Laissez-le. Il a encore faim.

— Un bon mari et un bon père, dit la sœur. « Ont-ils bien tout ce qu’il faut ? Ne manquent-ils de rien ? », voici ce qu’il me demande chaque jour. Oh ! il vous aime... Assez maintenant ! fit-elle en se levant et en retirant l’enfant des bras de Clara.

Clara le laissa aller, mais après un mouvement instinctif pour le garder auprès d’elle qui fit rire la sœur.

— Vous le nourrissez trop.

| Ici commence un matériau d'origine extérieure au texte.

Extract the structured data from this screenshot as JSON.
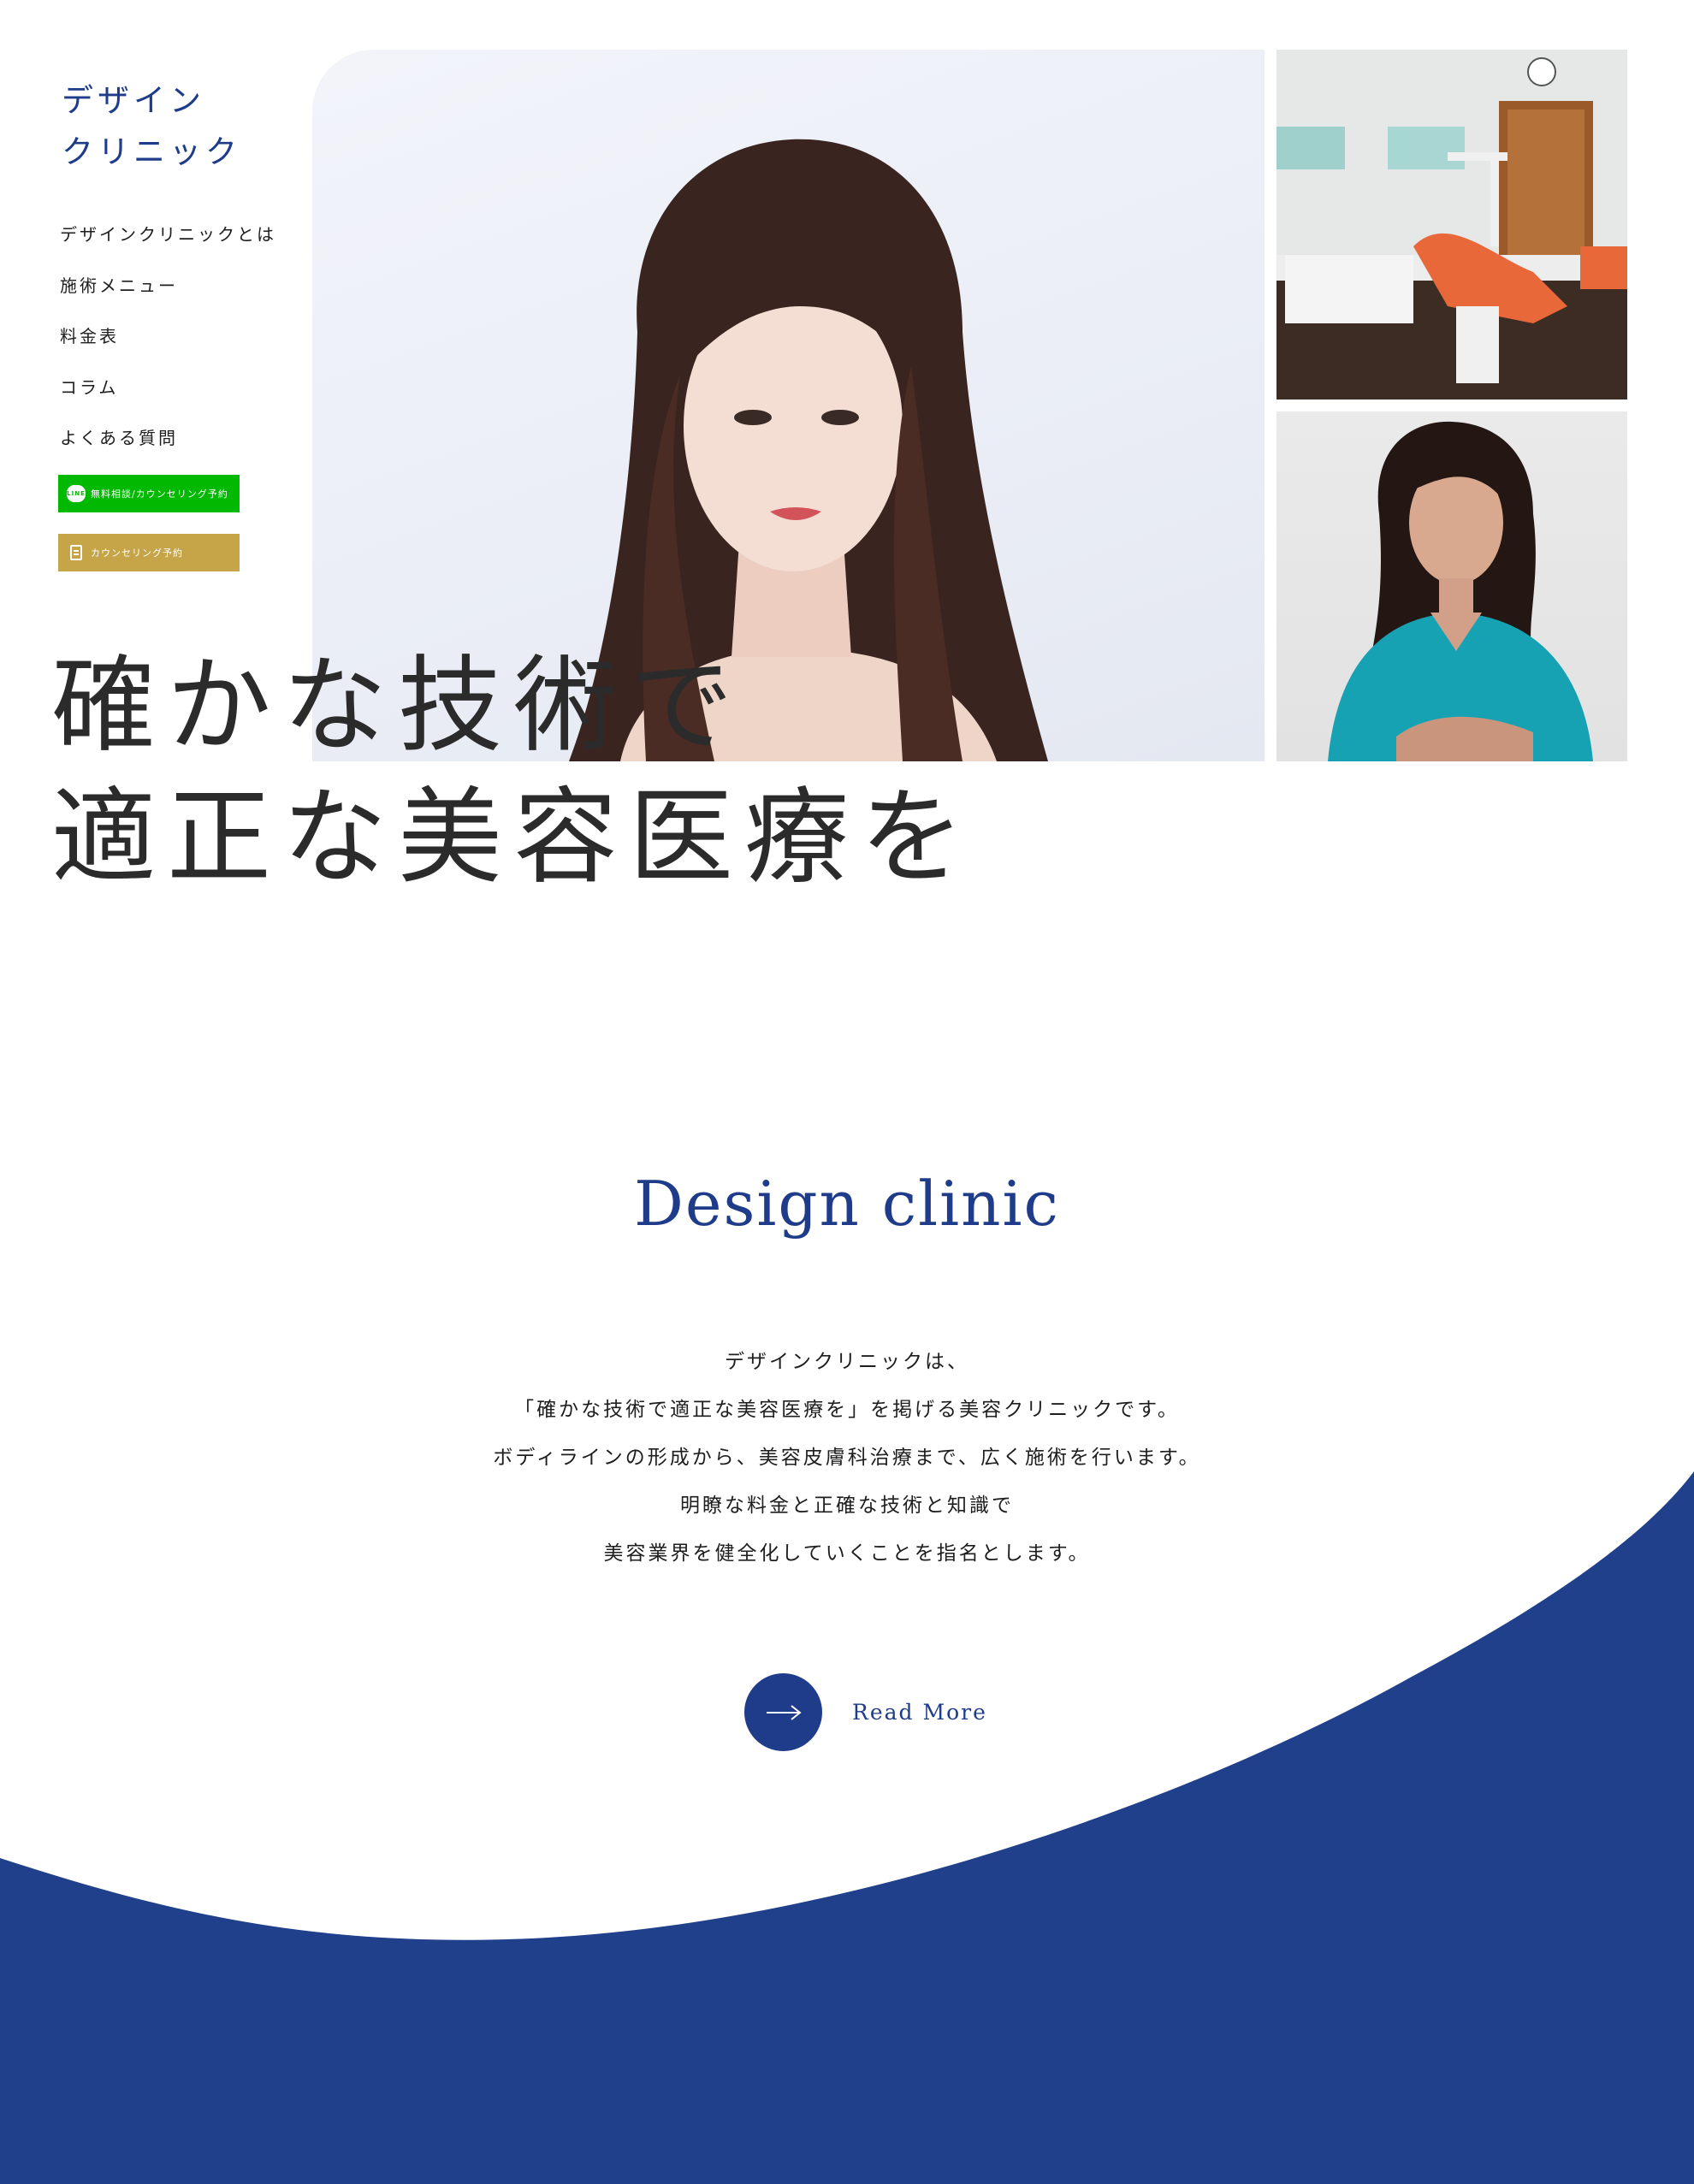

Vous le rendrez malade, cet enfant !

— Oh ! non, madame, dit Clara — elle n’avait jamais pu s’habituer à appeler « ma sœur » la religieuse qui la soignait —, mais je suis heureuse de lui donner à boire autant qu’il le désire, car mon premier enfant est mort parce que je n’avais pas assez de lait pour le nourrir ni d’argent pour en acheter.

La sœur haussa légèrement les épaules, avec une expression de cordialité, de compassion et de mépris qui signifiait : « Tu n’es pas la seule, va, pauvre petite ! J’en ai vu de la misère... » et, à ce mouvement et au regard lancé sous la cornette, Clara sentit que l’amertume et une certaine honte, inséparable du malheur, l’abandonnaient. À personne, jamais, elle n’avait parlé du premier enfant. Elle dit, bas et vite :

— Avant la guerre, mon mari m’a laissée seule à Paris. Il est parti pour les colonies françaises. Il espérait y travailler. Ni les voyages, ni les séparations ne nous font peur ; nous sommes des étrangers. Il m’a dit : « Clara, je pars. Ici, nous mourons de faim. Je n’ai pas d’argent pour ton passage. Tu viendras plus tard. » À peine le bateau était-il parti que je suis tombée malade et j’ai appris qu’un enfant devait naître. Je n’avais pas d’argent. J’avais perdu le petit emploi qui me permettait de vivre. Plus tard, on m’a dit : « Il fallait vous adresser là et là. » Mais je ne savais rien. Je ne connaissais personne. L’enfant est mort, presque de faim, dit-elle en baissant les yeux.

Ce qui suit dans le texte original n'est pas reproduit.